Quando si diventa grandi?
- Mamma? Ciao, mamma. Senti, stasera non vengo a cena… No, mamma, non vengo… No, sono in treno… Sì, no, sono in treno… Sto per arrivare… a Roma. Sì… Sì… A Roma… No, mamma, è che mi hanno invitato a cena degli amici e… No, non torno… No, torno domani… Mattina. Si, domani mattina…
Qui la pausa si fa più lunga delle altre. Non è per problemi di collegamento, per interferenze e disturbi sulla linea. Un paio di volte lo vedo prendere fiato, come per parlare, ma evidentemente non trova il pertuso, il varco in quella che sa tanto di fiumana all’altro capo del telefono.
- No, mamma, dormo da questi amici di Roma e torno domani mattina.
L’ha detto. Tutto d’un soffio.
- No… No, mamma… Mamma?... Mamma, sono in treno! In treeeeno! Per Roma, mamma! E sono quasi arrivato e quando sarò arrivato andrò a cena con i miei amici e quando avrò cenato dormirò dai miei amici! Chiaro?
È saltato il tappo. Pausa. Ha la mano sugli occhi e la testa china.
- Mamma, sono graaandeee! Grande! Grande! Gra-nde! Gra-nde. Capito?
Chiude la telefonata. C’ha i pomelli rossi sulle guance e gli occhi sgranati.
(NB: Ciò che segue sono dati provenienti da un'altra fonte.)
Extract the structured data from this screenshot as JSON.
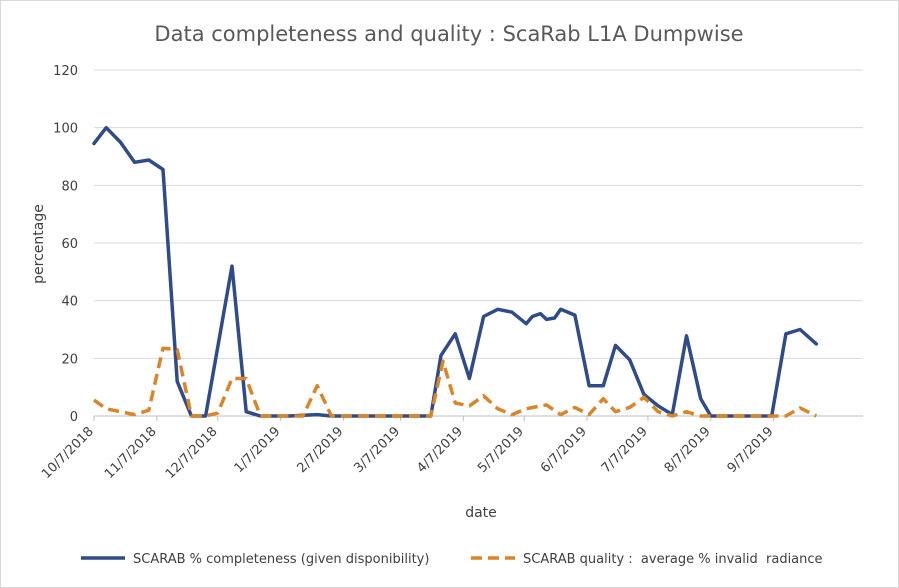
{
  "chart_data": {
    "type": "line",
    "title": "Data completeness and quality : ScaRab L1A Dumpwise",
    "xlabel": "date",
    "ylabel": "percentage",
    "ylim": [
      0,
      120
    ],
    "yticks": [
      0,
      20,
      40,
      60,
      80,
      100,
      120
    ],
    "xlim": [
      "2018-10-07",
      "2019-10-21"
    ],
    "xticks": [
      "2018-10-07",
      "2018-11-07",
      "2018-12-07",
      "2019-01-07",
      "2019-02-07",
      "2019-03-07",
      "2019-04-07",
      "2019-05-07",
      "2019-06-07",
      "2019-07-07",
      "2019-08-07",
      "2019-09-07"
    ],
    "xtick_labels": [
      "10/7/2018",
      "11/7/2018",
      "12/7/2018",
      "1/7/2019",
      "2/7/2019",
      "3/7/2019",
      "4/7/2019",
      "5/7/2019",
      "6/7/2019",
      "7/7/2019",
      "8/7/2019",
      "9/7/2019"
    ],
    "grid": "horizontal",
    "legend_position": "bottom",
    "series": [
      {
        "name": "SCARAB % completeness (given disponibility)",
        "color": "#2f4b8a",
        "style": "solid",
        "points": [
          [
            "2018-10-07",
            94.5
          ],
          [
            "2018-10-13",
            100
          ],
          [
            "2018-10-20",
            95
          ],
          [
            "2018-10-27",
            88
          ],
          [
            "2018-11-03",
            88.8
          ],
          [
            "2018-11-10",
            85.5
          ],
          [
            "2018-11-17",
            12
          ],
          [
            "2018-11-24",
            0
          ],
          [
            "2018-12-01",
            0
          ],
          [
            "2018-12-14",
            52
          ],
          [
            "2018-12-21",
            1.5
          ],
          [
            "2018-12-28",
            0
          ],
          [
            "2019-01-04",
            0
          ],
          [
            "2019-01-11",
            0
          ],
          [
            "2019-01-25",
            0.5
          ],
          [
            "2019-02-01",
            0
          ],
          [
            "2019-02-15",
            0
          ],
          [
            "2019-03-01",
            0
          ],
          [
            "2019-03-15",
            0
          ],
          [
            "2019-03-22",
            0
          ],
          [
            "2019-03-27",
            21
          ],
          [
            "2019-04-03",
            28.5
          ],
          [
            "2019-04-10",
            13
          ],
          [
            "2019-04-17",
            34.5
          ],
          [
            "2019-04-24",
            37
          ],
          [
            "2019-05-01",
            36
          ],
          [
            "2019-05-08",
            32
          ],
          [
            "2019-05-11",
            34.5
          ],
          [
            "2019-05-15",
            35.5
          ],
          [
            "2019-05-18",
            33.5
          ],
          [
            "2019-05-22",
            34
          ],
          [
            "2019-05-25",
            37
          ],
          [
            "2019-06-01",
            35
          ],
          [
            "2019-06-08",
            10.5
          ],
          [
            "2019-06-15",
            10.5
          ],
          [
            "2019-06-21",
            24.5
          ],
          [
            "2019-06-28",
            19.5
          ],
          [
            "2019-07-05",
            7.5
          ],
          [
            "2019-07-12",
            3.5
          ],
          [
            "2019-07-19",
            0.5
          ],
          [
            "2019-07-26",
            27.8
          ],
          [
            "2019-08-02",
            6
          ],
          [
            "2019-08-07",
            0
          ],
          [
            "2019-08-23",
            0
          ],
          [
            "2019-09-06",
            0
          ],
          [
            "2019-09-13",
            28.5
          ],
          [
            "2019-09-20",
            30
          ],
          [
            "2019-09-28",
            25
          ]
        ]
      },
      {
        "name": "SCARAB quality :  average % invalid  radiance",
        "color": "#d9862b",
        "style": "dashed",
        "points": [
          [
            "2018-10-07",
            5.5
          ],
          [
            "2018-10-13",
            2.5
          ],
          [
            "2018-10-20",
            1.5
          ],
          [
            "2018-10-27",
            0.5
          ],
          [
            "2018-11-03",
            2
          ],
          [
            "2018-11-10",
            23.5
          ],
          [
            "2018-11-17",
            23
          ],
          [
            "2018-11-24",
            0
          ],
          [
            "2018-12-01",
            0
          ],
          [
            "2018-12-07",
            1
          ],
          [
            "2018-12-14",
            13
          ],
          [
            "2018-12-21",
            13
          ],
          [
            "2018-12-28",
            0
          ],
          [
            "2019-01-11",
            0
          ],
          [
            "2019-01-18",
            0
          ],
          [
            "2019-01-25",
            10.5
          ],
          [
            "2019-02-01",
            0
          ],
          [
            "2019-02-15",
            0
          ],
          [
            "2019-03-01",
            0
          ],
          [
            "2019-03-15",
            0
          ],
          [
            "2019-03-22",
            0
          ],
          [
            "2019-03-28",
            19
          ],
          [
            "2019-04-03",
            4.5
          ],
          [
            "2019-04-10",
            3.5
          ],
          [
            "2019-04-17",
            7
          ],
          [
            "2019-04-24",
            2.5
          ],
          [
            "2019-05-01",
            0.5
          ],
          [
            "2019-05-08",
            2.5
          ],
          [
            "2019-05-15",
            3.5
          ],
          [
            "2019-05-18",
            3.8
          ],
          [
            "2019-05-25",
            0.5
          ],
          [
            "2019-06-01",
            3
          ],
          [
            "2019-06-08",
            0.5
          ],
          [
            "2019-06-15",
            6
          ],
          [
            "2019-06-21",
            1.5
          ],
          [
            "2019-06-28",
            3
          ],
          [
            "2019-07-05",
            6.5
          ],
          [
            "2019-07-12",
            1.5
          ],
          [
            "2019-07-19",
            0
          ],
          [
            "2019-07-26",
            1.5
          ],
          [
            "2019-08-02",
            0
          ],
          [
            "2019-08-07",
            0
          ],
          [
            "2019-08-23",
            0
          ],
          [
            "2019-09-06",
            0
          ],
          [
            "2019-09-13",
            0
          ],
          [
            "2019-09-20",
            2.8
          ],
          [
            "2019-09-28",
            0
          ]
        ]
      }
    ]
  }
}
Però ce li ha più sgranati il bambino della poltrona che gli sta di fronte. Che se lo guarda tutto. Dalle scarpe alla pelata. Passando per la pancetta da onesto quarantenne.
Poi il bambino guarda me.
E faccio di tutto perché la mia espressione dica che cose così non succedono mai mai mai.